Pengalaman pahit ini sudah seharusnya jangan sampai terulang kembali.
"Jangan
lupakan ini, dan sudah seharusnya pihak elit GAM yang saat ini berkuasa harus
bertanggung jawab kepada para mantan TNA di lapangan yang hidupnya sampai saat
ini belum ada keadilan yang signifikan.
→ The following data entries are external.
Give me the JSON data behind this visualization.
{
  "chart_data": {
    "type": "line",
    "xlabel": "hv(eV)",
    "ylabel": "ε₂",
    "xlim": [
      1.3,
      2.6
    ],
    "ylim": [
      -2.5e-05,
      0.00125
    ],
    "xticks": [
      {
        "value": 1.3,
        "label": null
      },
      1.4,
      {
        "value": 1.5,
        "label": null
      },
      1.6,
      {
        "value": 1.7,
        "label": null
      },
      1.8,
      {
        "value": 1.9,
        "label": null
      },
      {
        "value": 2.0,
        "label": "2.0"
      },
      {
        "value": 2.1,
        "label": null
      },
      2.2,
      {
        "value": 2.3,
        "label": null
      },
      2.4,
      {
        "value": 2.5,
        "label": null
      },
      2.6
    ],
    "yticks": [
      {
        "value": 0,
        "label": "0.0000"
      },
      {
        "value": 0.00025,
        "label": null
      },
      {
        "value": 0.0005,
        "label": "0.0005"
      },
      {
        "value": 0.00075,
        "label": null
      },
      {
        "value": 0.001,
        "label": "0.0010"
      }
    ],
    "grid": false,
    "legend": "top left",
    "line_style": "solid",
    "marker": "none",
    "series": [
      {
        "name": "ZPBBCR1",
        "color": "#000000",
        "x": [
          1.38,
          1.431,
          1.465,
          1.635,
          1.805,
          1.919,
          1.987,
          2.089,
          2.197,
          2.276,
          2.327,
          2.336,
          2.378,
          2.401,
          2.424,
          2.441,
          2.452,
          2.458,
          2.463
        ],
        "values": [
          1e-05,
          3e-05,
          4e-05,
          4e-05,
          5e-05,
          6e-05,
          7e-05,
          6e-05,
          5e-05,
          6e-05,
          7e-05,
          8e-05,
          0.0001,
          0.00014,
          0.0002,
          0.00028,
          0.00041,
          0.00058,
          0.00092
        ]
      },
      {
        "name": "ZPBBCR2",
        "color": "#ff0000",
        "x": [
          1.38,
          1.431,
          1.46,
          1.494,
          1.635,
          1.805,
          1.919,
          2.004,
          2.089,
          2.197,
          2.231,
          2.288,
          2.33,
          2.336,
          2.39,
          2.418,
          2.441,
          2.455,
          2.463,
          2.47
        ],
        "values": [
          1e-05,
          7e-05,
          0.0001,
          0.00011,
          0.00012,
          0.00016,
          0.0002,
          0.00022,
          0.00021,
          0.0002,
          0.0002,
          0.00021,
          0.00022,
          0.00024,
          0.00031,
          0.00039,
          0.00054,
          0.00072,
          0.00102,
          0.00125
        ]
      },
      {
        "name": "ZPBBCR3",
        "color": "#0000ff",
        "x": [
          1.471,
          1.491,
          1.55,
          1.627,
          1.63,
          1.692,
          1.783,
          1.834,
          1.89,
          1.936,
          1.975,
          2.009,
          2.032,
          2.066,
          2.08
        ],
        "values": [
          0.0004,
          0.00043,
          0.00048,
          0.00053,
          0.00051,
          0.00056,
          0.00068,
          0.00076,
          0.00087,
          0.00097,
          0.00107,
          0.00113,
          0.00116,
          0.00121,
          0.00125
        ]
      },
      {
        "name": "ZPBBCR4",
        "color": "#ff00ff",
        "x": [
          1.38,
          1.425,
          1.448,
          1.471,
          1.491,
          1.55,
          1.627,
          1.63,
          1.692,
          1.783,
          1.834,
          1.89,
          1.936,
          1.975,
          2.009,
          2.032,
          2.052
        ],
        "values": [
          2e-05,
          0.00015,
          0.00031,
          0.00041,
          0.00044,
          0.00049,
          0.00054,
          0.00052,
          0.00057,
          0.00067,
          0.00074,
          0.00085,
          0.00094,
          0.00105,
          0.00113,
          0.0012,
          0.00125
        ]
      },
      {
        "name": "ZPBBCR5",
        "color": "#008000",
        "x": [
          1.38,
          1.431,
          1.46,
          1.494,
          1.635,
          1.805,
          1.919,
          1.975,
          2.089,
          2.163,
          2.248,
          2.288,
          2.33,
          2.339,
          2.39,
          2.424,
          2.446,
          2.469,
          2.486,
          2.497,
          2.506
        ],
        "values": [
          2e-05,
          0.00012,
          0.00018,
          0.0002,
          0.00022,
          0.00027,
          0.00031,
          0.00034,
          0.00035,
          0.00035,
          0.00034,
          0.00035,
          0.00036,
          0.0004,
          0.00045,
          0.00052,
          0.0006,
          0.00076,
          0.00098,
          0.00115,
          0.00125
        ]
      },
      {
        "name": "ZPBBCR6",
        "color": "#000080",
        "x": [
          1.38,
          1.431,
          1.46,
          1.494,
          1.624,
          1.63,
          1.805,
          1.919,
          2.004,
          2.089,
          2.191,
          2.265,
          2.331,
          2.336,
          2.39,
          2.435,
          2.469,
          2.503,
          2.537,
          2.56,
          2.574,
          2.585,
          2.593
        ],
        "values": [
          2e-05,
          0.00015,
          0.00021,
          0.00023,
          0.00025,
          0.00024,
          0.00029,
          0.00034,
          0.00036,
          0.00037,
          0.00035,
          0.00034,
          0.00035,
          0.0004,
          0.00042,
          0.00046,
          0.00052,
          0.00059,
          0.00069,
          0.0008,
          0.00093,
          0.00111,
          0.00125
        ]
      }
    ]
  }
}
Jangan hanya mengatasnamakan mantan
TNA, anak yatim dan janda-janda korban konflik tapi kenyataannya toh kehidupan
mereka semakin terpuruk", katanya.
"Atas
dasar ini, kami tidak bosan-bosannya mengingatkan ke semua pihak yang
berkompeten agar jangan jadikan kelompok Din Minimi sebagai target kepentingan
sesaat," imbuhnya.
Kemudian,
kami juga heran mengapa Polda terus bernafsu ingin memburu kelompok. Din Minimi
hidup atau mati, sampai setegas itu kah! Sebahaya apakah kelompok Din Minimi,
jangan lah membangunkan singa lapar nanti kalau dia terusik akan menggigit
siapa saja.
"Seharusnya
pemimpin Aceh bisa mengakomodasi dan merangkul mereka. Kami mengecam keras
khususnya kepada pihak elit GAM yang terkesan tidak ada kepedulian sedikitpun
terhadap nasib anak buahnya di lapangan. Bukankah tuntutan kelompok Din Minimi
merupakan kenyataan yang dirasakan banyak mantan kombatan," sebut Syekhy.
Sepertinya
perdamaian Helsinki tidak bisa dinikmati oleh seluruh rakyat Aceh. Seharusnya
perdamaian Aceh meski antara RI-GAM namun hasilnya justru hanya untuk memenuhi
syahwat kekuasaan sekelompok elit GAM saja.
"Kami
sudah jengah, kami akan menggugat Perdamaian Aceh secara hukum, atau kami akan
melakukan pengadilan rakyat terhadap ZIKIR dan PA, karena ZIKIR dan PA tidak
ada upaya untuk melindungi rakyat khususnya para mantan kombatan GAM. Padahal
dalam MoU Helsinki dijelaskan bahwa RI dan GAM sepakat untuk berkomitmen menghentikan
konflik dan menyelesaikan masalah yang ada secara damai dan bermartabt,"
katanya.
Lanjutnya,
dalam MoU Helsinki pasal 3.2 ayat 3.2.5, mewujudkan janji-janji hibah tanah 2
hektar namun sampai saat ini pun belum terwujud. Dan ayat 3.2.7 memberdayakan
mantan GAM sebagai Polisi dan tentara, artinya mengacu pada poin-poin diatas
pemerintah wajib melindungi secara politik dan hukum, ekonomi dan dijamin oleh
negara untuk rehabilisasi di segala aspek.
"Tidak
ada pasal demi pasal dalam MoU Helsinki yang menyebutkan mantan GAM wajib
diburu hidup atau mati," sindir Sufaini Syekhy. Ia pun mengharapkan Polda
dan ZIKIR/PA supaya dapat memaknai tujuan damai. Rakyat Aceh jangan dikerasi
karena mereka akan lebih keras.[Red]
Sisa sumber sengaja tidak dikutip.